Was ist schlimm daran, sich als gestresst zu bezeichnen, wenn man es gar nicht ist? Die Gefahr liegt in der Verselbstständigung der Gedanken. Im Talmud ist die Wirkkette beschrieben: "Achte auf Deine Gedanken, denn sie werden zu Worten. Achte auf Deine Worte, denn sie werden zu Handlungen. Achte auf Deine Handlungen, denn sie werden zu Gewohnheiten. Achte auf Deine Gewohnheiten, denn sie werden Dein Charakter. Achte auf Deinen Charakter, denn er wird Dein Schicksal." Neudeutsch würde man von einer "selfulfilling prophecy" sprechen.

Hören wir endlich auf damit, die Wörter Stress, Überlastung, Druck und Burn-out leichtfertig in den Mund zu nehmen. Machen wir uns klar, dass es einen Unterschied gibt zwischen "ich habe (gerade) viel zu tun" und "ich bin (total) gestresst". Wer nach dem Motto verfährt, "Jammern gehört zum Handwerk" und munter in das Stress-Gestöhn einstimmt, der handelt achtlos. Er diskreditiert damit jene, die wirklich (über die Maßen) gestresst sind. Denn diese Menschen gibt es zweifellos in unserer postindustriellen Gesellschaft, die niemals still steht.

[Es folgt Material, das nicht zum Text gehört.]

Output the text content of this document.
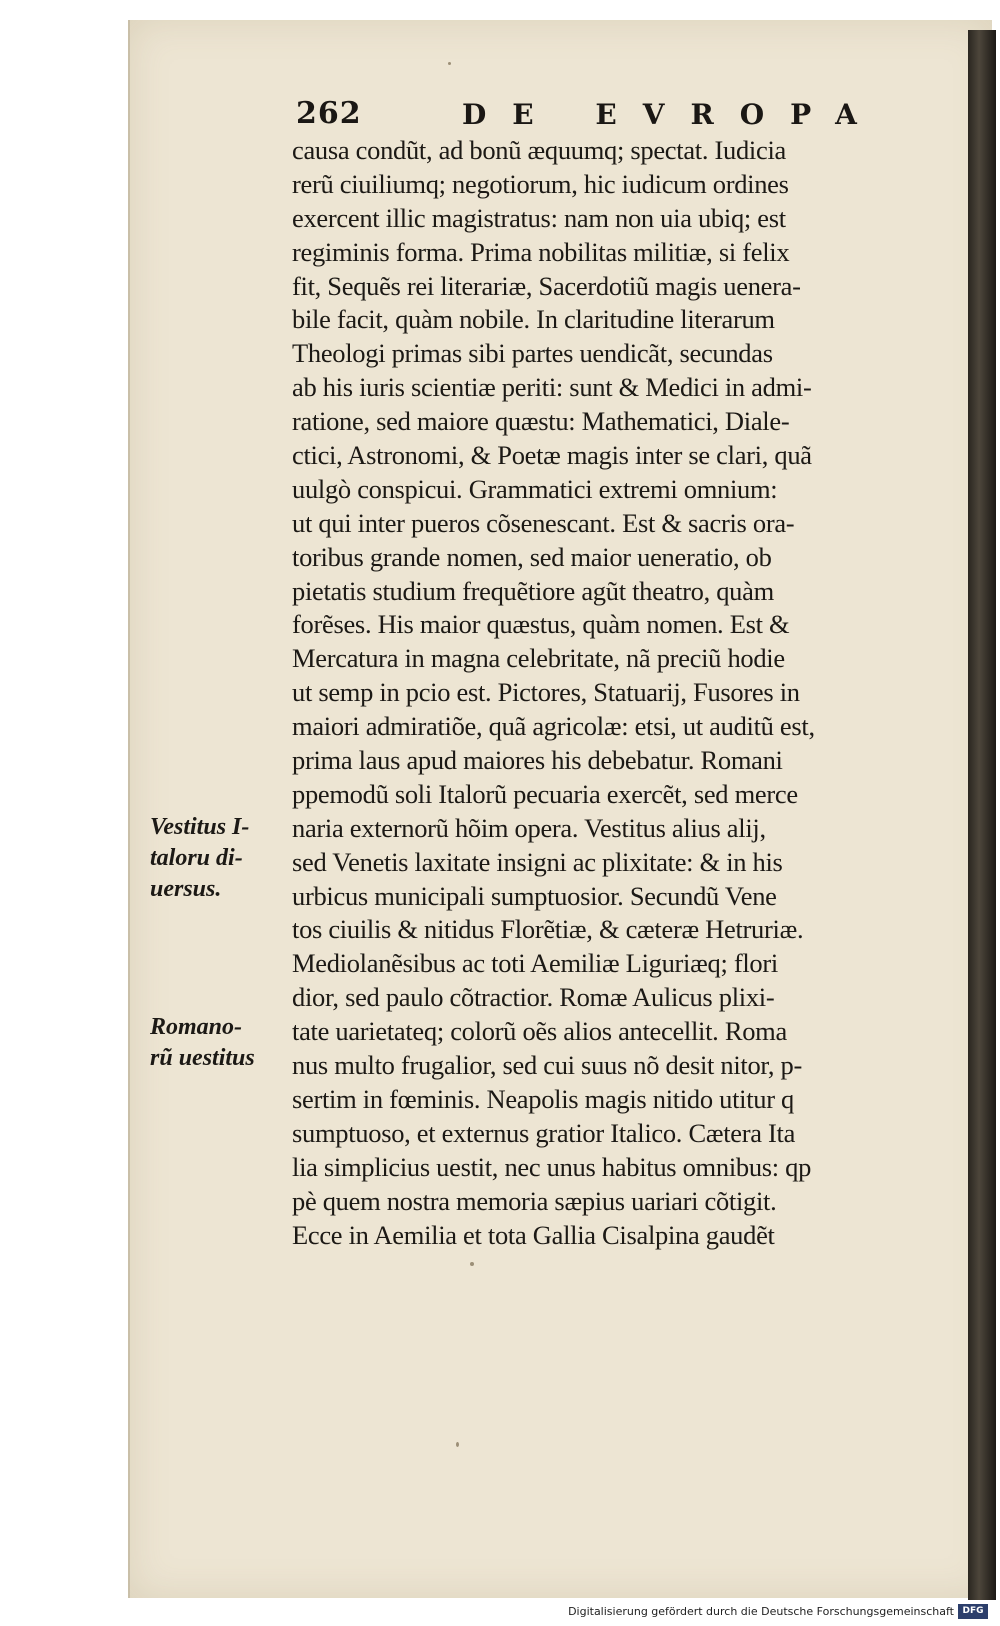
262	DE EVROPA
causa condũt, ad bonũ æquumq; spectat. Iudicia
rerũ ciuiliumq; negotiorum, hic iudicum ordines
exercent illic magistratus: nam non uia ubiq; est
regiminis forma. Prima nobilitas militiæ, si felix
fit, Sequẽs rei literariæ, Sacerdotiũ magis uenera-
bile facit, quàm nobile. In claritudine literarum
Theologi primas sibi partes uendicãt, secundas
ab his iuris scientiæ periti: sunt & Medici in admi-
ratione, sed maiore quæstu: Mathematici, Diale-
ctici, Astronomi, & Poetæ magis inter se clari, quã
uulgò conspicui. Grammatici extremi omnium:
ut qui inter pueros cõsenescant. Est & sacris ora-
toribus grande nomen, sed maior ueneratio, ob
pietatis studium frequẽtiore agũt theatro, quàm
forẽses. His maior quæstus, quàm nomen. Est &
Mercatura in magna celebritate, nã preciũ hodie
ut semp in pcio est. Pictores, Statuarij, Fusores in
maiori admiratiõe, quã agricolæ: etsi, ut auditũ est,
prima laus apud maiores his debebatur. Romani
ppemodũ soli Italorũ pecuaria exercẽt, sed merce
naria externorũ hõim opera. Vestitus alius alij,
sed Venetis laxitate insigni ac plixitate: & in his
urbicus municipali sumptuosior. Secundũ Vene
tos ciuilis & nitidus Florẽtiæ, & cæteræ Hetruriæ.
Mediolanẽsibus ac toti Aemiliæ Liguriæq; flori
dior, sed paulo cõtractior. Romæ Aulicus plixi-
tate uarietateq; colorũ oẽs alios antecellit. Roma
nus multo frugalior, sed cui suus nõ desit nitor, p-
sertim in fœminis. Neapolis magis nitido utitur q
sumptuoso, et externus gratior Italico. Cætera Ita
lia simplicius uestit, nec unus habitus omnibus: qp
pè quem nostra memoria sæpius uariari cõtigit.
Ecce in Aemilia et tota Gallia Cisalpina gaudẽt
Vestitus I-
taloru di-
uersus.
Romano-
rũ uestitus
Digitalisierung gefördert durch die Deutsche Forschungsgemeinschaft DFG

Ich plädiere für einen verantwortungsvolleren Umgang mit diesen Begriffen. Wir dürfen sie nicht durch einen inflationären und leichtfertigen Gebrauch entwerten. Sie sollten für jene vorbehalten sein, auf die sie tatsächlich zutreffen. Also: Ja, es gibt Stress. Ja, Stress hat in den letzten Jahren zugenommen. Aber nicht in den Dimensionen, die nahezu täglich in den Medien zu vernehmen sind.